Recent advances in (soil moisture) triple collocation analysis

Authors: GRUBER, ALEX - Vienna University Of Technology; SU, CHUN-HSU - University Of Melbourne; ZWIEBECK, A. - Vienna University Of Technology; Crow, Wade; DORIGO, W.A. - Vienna University Of Technology; WAGNER, W. - Vienna University Of Technology

Submitted to: International Journal of Applied Earth Observation and Geoinformation
Publication Type: Peer Reviewed Journal
Publication Acceptance Date: 8/1/2015
Publication Date: 4/15/2016
Citation: Gruber, A., Su, C., Zwiebeck, A., Crow, W.T., Dorigo, W., Wagner, W. 2016. Recent advances in (soil moisture) triple collocation analysis. International Journal of Applied Earth Observation and Geoinformation. 45(B):200-211. doi: 10.1016/j.jag.2015.09.002.

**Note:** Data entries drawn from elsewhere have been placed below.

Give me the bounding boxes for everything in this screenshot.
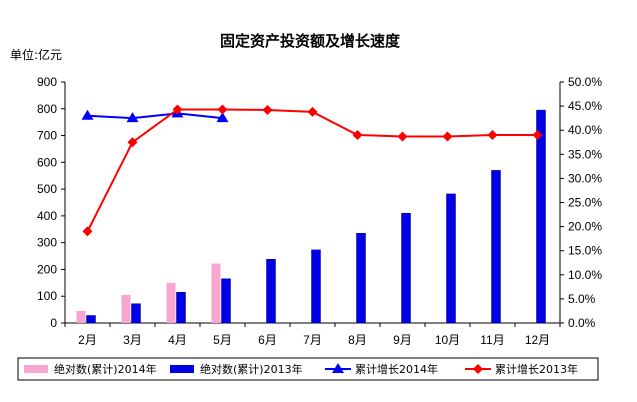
y-left-tick-label: 700 bbox=[37, 129, 57, 143]
legend-marker bbox=[473, 364, 483, 374]
x-tick-label: 9月 bbox=[393, 333, 412, 347]
x-tick-label: 12月 bbox=[525, 333, 550, 347]
unit-label: 单位:亿元 bbox=[10, 47, 62, 62]
x-tick-label: 11月 bbox=[480, 333, 504, 347]
y-right-tick-label: 10.0% bbox=[568, 268, 602, 282]
line-series-2013 bbox=[86, 108, 538, 232]
y-left-tick-label: 400 bbox=[37, 209, 57, 223]
legend-swatch bbox=[170, 365, 194, 373]
plot-area: 0 100 200 300 400 500 600 700 800 900 0.0% 5.0% 10.0… bbox=[37, 75, 602, 347]
x-tick-label: 4月 bbox=[168, 333, 187, 347]
x-tick-label: 3月 bbox=[123, 333, 142, 347]
line-point-2013 bbox=[352, 130, 363, 141]
y-left-tick-label: 200 bbox=[37, 262, 57, 276]
bar-2013 bbox=[86, 315, 96, 324]
line-series-2014 bbox=[87, 112, 223, 120]
legend-label: 累计增长2013年 bbox=[495, 362, 578, 376]
line-point-2013 bbox=[217, 104, 228, 115]
legend-label: 累计增长2014年 bbox=[355, 362, 438, 376]
y-right-tick-label: 30.0% bbox=[568, 171, 602, 185]
line-point-2013 bbox=[442, 131, 453, 142]
line-point-2014 bbox=[81, 109, 94, 120]
line-point-2013 bbox=[262, 104, 273, 115]
line-point-2013 bbox=[307, 106, 318, 117]
bar-2013 bbox=[311, 249, 321, 324]
y-left-tick-label: 500 bbox=[37, 182, 57, 196]
bar-2014 bbox=[76, 310, 86, 323]
x-tick-label: 8月 bbox=[348, 333, 367, 347]
x-tick-label: 2月 bbox=[78, 333, 97, 347]
bar-2013 bbox=[446, 193, 456, 324]
bar-2013 bbox=[356, 233, 366, 324]
line-point-2013 bbox=[397, 131, 408, 142]
chart-title: 固定资产投资额及增长速度 bbox=[220, 32, 401, 50]
bar-2013 bbox=[491, 170, 501, 324]
bar-2013 bbox=[131, 303, 141, 324]
legend-swatch bbox=[24, 365, 48, 373]
line-point-2013 bbox=[487, 130, 498, 141]
y-left-tick-label: 100 bbox=[37, 289, 57, 303]
y-left-tick-label: 300 bbox=[37, 236, 57, 250]
bar-2014 bbox=[166, 282, 176, 323]
line-point-2013 bbox=[82, 226, 93, 237]
bar-2014 bbox=[121, 294, 131, 323]
y-right-tick-label: 50.0% bbox=[568, 75, 602, 89]
bar-2013 bbox=[536, 109, 546, 324]
x-tick-label: 5月 bbox=[213, 333, 232, 347]
legend-label: 绝对数(累计)2013年 bbox=[200, 362, 303, 376]
line-point-2013 bbox=[532, 130, 543, 141]
bar-2013 bbox=[401, 212, 411, 324]
line-point-2013 bbox=[127, 137, 138, 148]
y-right-tick-label: 5.0% bbox=[568, 292, 596, 306]
bar-2013 bbox=[221, 278, 231, 324]
y-left-tick-label: 900 bbox=[37, 75, 57, 89]
y-right-tick-label: 45.0% bbox=[568, 99, 602, 113]
y-right-tick-label: 25.0% bbox=[568, 196, 602, 210]
legend-label: 绝对数(累计)2014年 bbox=[54, 362, 157, 376]
y-right-tick-label: 35.0% bbox=[568, 147, 602, 161]
legend-marker bbox=[332, 363, 344, 373]
x-tick-label: 6月 bbox=[258, 333, 277, 347]
y-right-tick-label: 0.0% bbox=[568, 316, 596, 330]
y-right-tick-label: 20.0% bbox=[568, 220, 602, 234]
x-tick-label: 10月 bbox=[435, 333, 460, 347]
bar-2013 bbox=[176, 291, 186, 324]
legend-box bbox=[17, 357, 599, 381]
bar-2013 bbox=[266, 259, 276, 324]
bar-2014 bbox=[211, 263, 221, 323]
line-point-2014 bbox=[126, 112, 139, 123]
line-point-2013 bbox=[172, 104, 183, 115]
y-left-tick-label: 600 bbox=[37, 155, 57, 169]
y-left-tick-label: 0 bbox=[50, 316, 57, 330]
y-right-tick-label: 40.0% bbox=[568, 123, 602, 137]
y-left-tick-label: 800 bbox=[37, 102, 57, 116]
legend: 绝对数(累计)2014年 绝对数(累计)2013年 累计增长2014年 累计增长201… bbox=[17, 357, 599, 381]
x-tick-label: 7月 bbox=[303, 333, 322, 347]
y-right-tick-label: 15.0% bbox=[568, 244, 602, 258]
line-point-2014 bbox=[216, 112, 229, 123]
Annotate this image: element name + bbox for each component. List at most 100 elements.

Interpretive Summary: Knowledge of soil moisture availability is critical for a range of agricultural and water resource applications. Soil moisture estimates can be obtained from remote sensing observations. However, such observations are difficult to evaluate due to a severe lack of ground-based soil moisture observations. Recently, statistical techniques have been developed that allow us to estimate the accuracy of remotely-sensed soil moisture observations without the direct use of ground-based observations for comparison. This paper reviews the state-of-the art for these techniques and extends them to provide more useful information regarding the quality of surface soil moisture estimates provided by remote sensing. The techniques reviewed and developed by this paper will be used by developers of agricultural drought monitors as they attempt to fully integrate remotely-sensed soil moisture retrievals into their operational products. As such, it will eventual help us to better detect and mitigate the economic consequences of agricultural drought.

Technical Abstract: To date, triple collocation (TC) analysis is one of the most important methods for the global scale evaluation of remotely sensed soil moisture data sets. In this study we review existing implementations of soil moisture TC analysis as well as investigations of the assumptions underlying the method. Different notations that are used to formulate the TC problem are shown to be mathematically identical. While many studies have investigated issues related to possible violations of the underlying assumptions, only few TC modifications have been proposed to mitigate the impact of these violations. Moreover, assumptions, which are often understood as a limitation that is unique to TC analysis are shown to be common also to other conventional performance metrics. Noteworthy advances in TC analysis have been made in the way error estimates are being presented by moving from the investigation of absolute error variance estimates to the investigation of signal-to-noise ratio (SNR) metrics. Here we review existing error presentations and propose the combined investigation of the SNR (expressed in logarithmic units), the unscaled error variances, and the soil moisture sensitivities of the data sets as an optimal strategy for the evaluation of remotely-sensed soil moisture data sets.